German Roman Catholic theologian and Biblical exegete

Joseph König (7 September 1819, at Hausen an der Aach, Grand Duchy of Baden - 22 June 1900, at Freiburg im Breisgau) was a German Roman Catholic theologian and Biblical exegete.

==Life==

He was ordained to the priesthood in 1845. In 1847 König was privatdozent, in 1854 extraordinary, and from 1857 to 1894 ordinary, professor of Old Testament literature and exegesis at the University of Freiburg. On the expiration of this term he resigned his professorship.

==Works==

König's exegetical writings include:

- Die Unsterblichkeitsidee im Buche Job (1855)
- Die Theologie der Psalmen (1857)
- Das alttest. Königtum (programme, 1863)
- Alter u. Entstehung des Pentateuchs (pro-rectoral discourse, 1884)

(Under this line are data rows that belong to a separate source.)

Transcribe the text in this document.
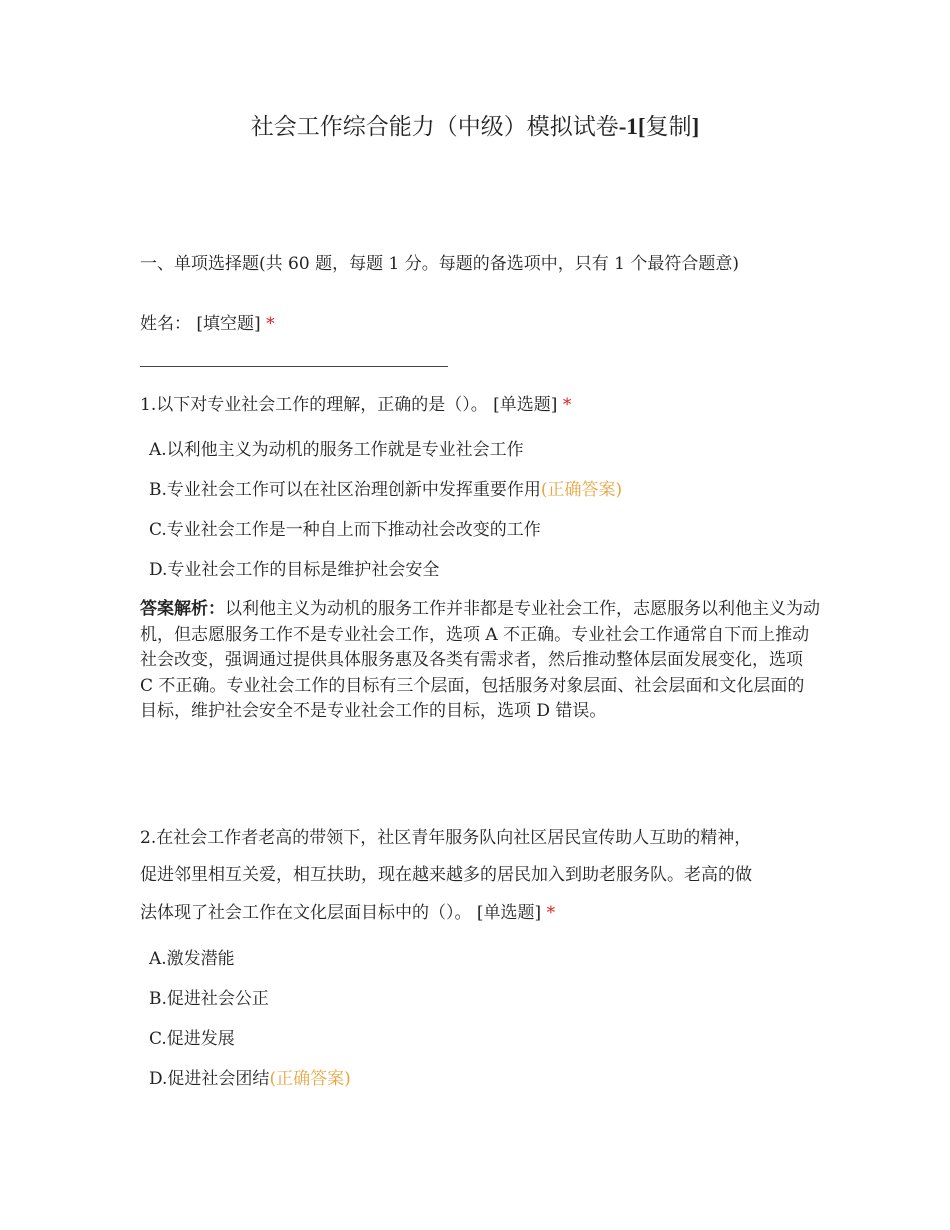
社会工作综合能力（中级）模拟试卷-1[复制]
一、单项选择题(共 60 题，每题 1 分。每题的备选项中，只有 1 个最符合题意)
姓名： [填空题] *
1.以下对专业社会工作的理解，正确的是（）。 [单选题] *
A.以利他主义为动机的服务工作就是专业社会工作
B.专业社会工作可以在社区治理创新中发挥重要作用(正确答案)
C.专业社会工作是一种自上而下推动社会改变的工作
D.专业社会工作的目标是维护社会安全
答案解析：以利他主义为动机的服务工作并非都是专业社会工作，志愿服务以利他主义为动机，但志愿服务工作不是专业社会工作，选项 A 不正确。专业社会工作通常自下而上推动社会改变，强调通过提供具体服务惠及各类有需求者，然后推动整体层面发展变化，选项 C 不正确。专业社会工作的目标有三个层面，包括服务对象层面、社会层面和文化层面的目标，维护社会安全不是专业社会工作的目标，选项 D 错误。
2.在社会工作者老高的带领下，社区青年服务队向社区居民宣传助人互助的精神，
促进邻里相互关爱，相互扶助，现在越来越多的居民加入到助老服务队。老高的做
法体现了社会工作在文化层面目标中的（）。 [单选题] *
A.激发潜能
B.促进社会公正
C.促进发展
D.促进社会团结(正确答案)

The editorship of the Freiburger Diözesan-Archiv was entrusted to König, and his period as editor saw many contributions to the history of the major abbeys at Reichenau, St. Gall, and Fulda, several of which were from his own pen. He was known for research work in diocesan history, but it is chiefly in connection with the University of Freiburg, to the history of which institution König contributed many notable studies (see e g. Freiburger Diözesan-Archiv, XXI and XXII), that he is remembered. During the years 1885 to 1889 König's activity centred on the "Necrologium Frib.", a record of the period 1827-87.